Через двадцать минут тестя увезли на «скорой». Лузгин топтался в дверях кухни, смотрел, как теща ползает на коленях по ковру с тряпкой и стиральным порошком, и что-то бормотал уныло-оправдательное про старика, а больше про себя, и предлагал немедленно чинить отломанный у стула подлокотник — он умеет: здесь нужен клей «момент» и тонкая наждачная бумага. «Володя, идите к себе», — проговорила теща, задыхаясь, и сели, на мокрый ковер. Сейчас будет плакать, испугался Лузгин и на цыпочках убрался в кабинет.
Одну из стен кабинета занимала большая карта мира с наклеенными там и сям красными флажками. Европа, юг и север Африки, Индокитай, обе Америки… Свободными оставались Китай сердцевина африканской «груши», Средний Восток и Австралия с Антарктидой. Старик однажды пояснил со скромной гордостью, что карта есть наглядный путевой дневник неформального клуба отставников-нефтяников. Два раза в год старики выбирали новую точку на карте и отправлялись туда компанией человек в пятнадцать-двадцать. Этому предшествовал серьезный разбор вариантов, доклады специально назначенных для этой цели старико-экспертов; решение принималось тайным голосованием. Лузгин однажды вознамерился считать, тесть остановил его: «Не надо.
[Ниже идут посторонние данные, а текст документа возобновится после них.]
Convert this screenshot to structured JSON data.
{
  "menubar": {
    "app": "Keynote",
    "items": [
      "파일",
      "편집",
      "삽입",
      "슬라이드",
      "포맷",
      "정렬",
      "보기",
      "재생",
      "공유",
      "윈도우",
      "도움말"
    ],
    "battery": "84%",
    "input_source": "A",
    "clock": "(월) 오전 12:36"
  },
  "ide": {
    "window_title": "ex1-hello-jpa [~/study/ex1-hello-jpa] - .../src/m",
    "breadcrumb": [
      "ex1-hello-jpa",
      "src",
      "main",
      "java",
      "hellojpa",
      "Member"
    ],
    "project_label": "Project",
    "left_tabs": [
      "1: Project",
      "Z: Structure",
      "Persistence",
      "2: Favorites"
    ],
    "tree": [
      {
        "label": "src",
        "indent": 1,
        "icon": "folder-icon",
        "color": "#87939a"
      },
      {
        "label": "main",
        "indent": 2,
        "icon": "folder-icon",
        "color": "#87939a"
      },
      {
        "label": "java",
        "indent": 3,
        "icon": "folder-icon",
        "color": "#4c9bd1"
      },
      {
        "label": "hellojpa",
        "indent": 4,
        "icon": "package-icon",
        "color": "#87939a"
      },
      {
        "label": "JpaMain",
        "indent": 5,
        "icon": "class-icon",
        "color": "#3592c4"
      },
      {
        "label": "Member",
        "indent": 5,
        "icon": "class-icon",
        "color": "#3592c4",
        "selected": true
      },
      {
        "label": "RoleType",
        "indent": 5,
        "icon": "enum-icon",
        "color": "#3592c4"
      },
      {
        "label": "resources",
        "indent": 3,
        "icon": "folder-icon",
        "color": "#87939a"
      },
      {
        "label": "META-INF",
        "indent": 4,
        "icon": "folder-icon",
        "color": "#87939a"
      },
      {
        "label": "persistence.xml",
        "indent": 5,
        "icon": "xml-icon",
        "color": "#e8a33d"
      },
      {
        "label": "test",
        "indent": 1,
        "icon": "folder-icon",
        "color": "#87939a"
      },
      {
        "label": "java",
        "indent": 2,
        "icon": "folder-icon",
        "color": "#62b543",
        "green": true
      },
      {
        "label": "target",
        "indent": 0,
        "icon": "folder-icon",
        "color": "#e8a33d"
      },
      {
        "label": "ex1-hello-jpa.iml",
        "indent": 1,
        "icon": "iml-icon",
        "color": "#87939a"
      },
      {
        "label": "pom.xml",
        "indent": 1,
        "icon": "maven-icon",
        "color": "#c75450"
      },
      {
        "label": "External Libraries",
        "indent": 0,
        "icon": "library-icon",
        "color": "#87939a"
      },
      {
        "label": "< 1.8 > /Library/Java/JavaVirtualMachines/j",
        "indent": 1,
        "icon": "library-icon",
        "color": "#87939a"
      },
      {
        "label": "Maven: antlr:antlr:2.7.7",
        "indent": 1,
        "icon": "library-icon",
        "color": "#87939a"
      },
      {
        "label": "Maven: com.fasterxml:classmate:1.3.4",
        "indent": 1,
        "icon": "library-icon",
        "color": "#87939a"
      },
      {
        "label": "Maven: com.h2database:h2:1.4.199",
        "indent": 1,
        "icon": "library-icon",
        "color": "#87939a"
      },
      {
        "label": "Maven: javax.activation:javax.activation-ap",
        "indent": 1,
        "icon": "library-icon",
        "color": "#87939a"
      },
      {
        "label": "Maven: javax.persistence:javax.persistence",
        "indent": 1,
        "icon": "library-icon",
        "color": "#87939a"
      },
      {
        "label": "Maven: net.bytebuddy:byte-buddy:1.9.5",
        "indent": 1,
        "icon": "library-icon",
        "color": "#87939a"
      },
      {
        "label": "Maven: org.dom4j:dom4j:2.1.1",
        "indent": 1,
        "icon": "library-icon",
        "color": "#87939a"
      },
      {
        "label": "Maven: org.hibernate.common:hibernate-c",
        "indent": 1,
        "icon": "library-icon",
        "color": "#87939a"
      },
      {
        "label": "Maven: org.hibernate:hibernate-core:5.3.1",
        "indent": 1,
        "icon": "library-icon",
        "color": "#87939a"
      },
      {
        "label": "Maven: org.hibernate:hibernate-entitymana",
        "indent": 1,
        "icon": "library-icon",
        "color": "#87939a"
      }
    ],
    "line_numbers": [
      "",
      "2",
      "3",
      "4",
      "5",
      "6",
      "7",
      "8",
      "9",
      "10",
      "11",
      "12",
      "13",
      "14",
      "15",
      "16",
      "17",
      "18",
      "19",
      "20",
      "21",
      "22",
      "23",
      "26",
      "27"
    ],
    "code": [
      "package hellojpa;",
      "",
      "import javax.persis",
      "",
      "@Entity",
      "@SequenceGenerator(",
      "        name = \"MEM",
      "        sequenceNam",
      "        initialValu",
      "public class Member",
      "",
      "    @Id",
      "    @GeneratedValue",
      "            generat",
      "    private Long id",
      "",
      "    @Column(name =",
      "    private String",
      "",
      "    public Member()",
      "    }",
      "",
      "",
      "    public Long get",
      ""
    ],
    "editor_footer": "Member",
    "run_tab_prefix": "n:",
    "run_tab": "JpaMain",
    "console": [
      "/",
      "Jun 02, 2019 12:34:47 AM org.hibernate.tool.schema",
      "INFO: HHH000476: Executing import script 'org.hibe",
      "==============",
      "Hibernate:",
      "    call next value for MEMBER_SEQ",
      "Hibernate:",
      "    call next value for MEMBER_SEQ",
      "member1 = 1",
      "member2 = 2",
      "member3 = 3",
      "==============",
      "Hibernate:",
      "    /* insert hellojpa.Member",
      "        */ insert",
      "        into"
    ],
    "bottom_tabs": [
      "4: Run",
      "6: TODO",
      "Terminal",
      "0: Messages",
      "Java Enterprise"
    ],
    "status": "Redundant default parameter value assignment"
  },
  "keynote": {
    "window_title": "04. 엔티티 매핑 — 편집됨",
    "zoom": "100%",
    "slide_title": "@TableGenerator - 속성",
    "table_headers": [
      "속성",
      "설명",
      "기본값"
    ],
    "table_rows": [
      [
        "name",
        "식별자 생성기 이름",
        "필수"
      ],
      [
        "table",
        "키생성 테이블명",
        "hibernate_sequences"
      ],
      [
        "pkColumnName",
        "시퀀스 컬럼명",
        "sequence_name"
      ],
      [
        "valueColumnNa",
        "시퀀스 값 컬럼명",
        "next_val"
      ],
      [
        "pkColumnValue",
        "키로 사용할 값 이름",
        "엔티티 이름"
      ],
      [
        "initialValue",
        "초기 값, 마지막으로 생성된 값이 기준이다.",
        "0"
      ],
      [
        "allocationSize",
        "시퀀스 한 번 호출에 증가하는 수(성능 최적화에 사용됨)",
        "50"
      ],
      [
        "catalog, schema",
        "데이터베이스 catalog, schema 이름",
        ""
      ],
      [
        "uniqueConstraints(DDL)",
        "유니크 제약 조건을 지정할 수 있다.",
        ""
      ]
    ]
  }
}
Их семьдесят восемь, я помню». Предстоящий новый год компания предполагала встретить в Австралии или в морском круизе по островам Полинезии — окончательный выбор предстояло сделать в ближайшую среду на базе отдыха нефтяников: один день в неделю база полностью и бесплатно предоставлялась ветеранма и членам их семей. Тестю отводили персональный трехкомнатный «люкс», в котором он селился с Лыткиным и Прохоровым. Теща в этих выездах участия не принимала по молчаливому приказу старика.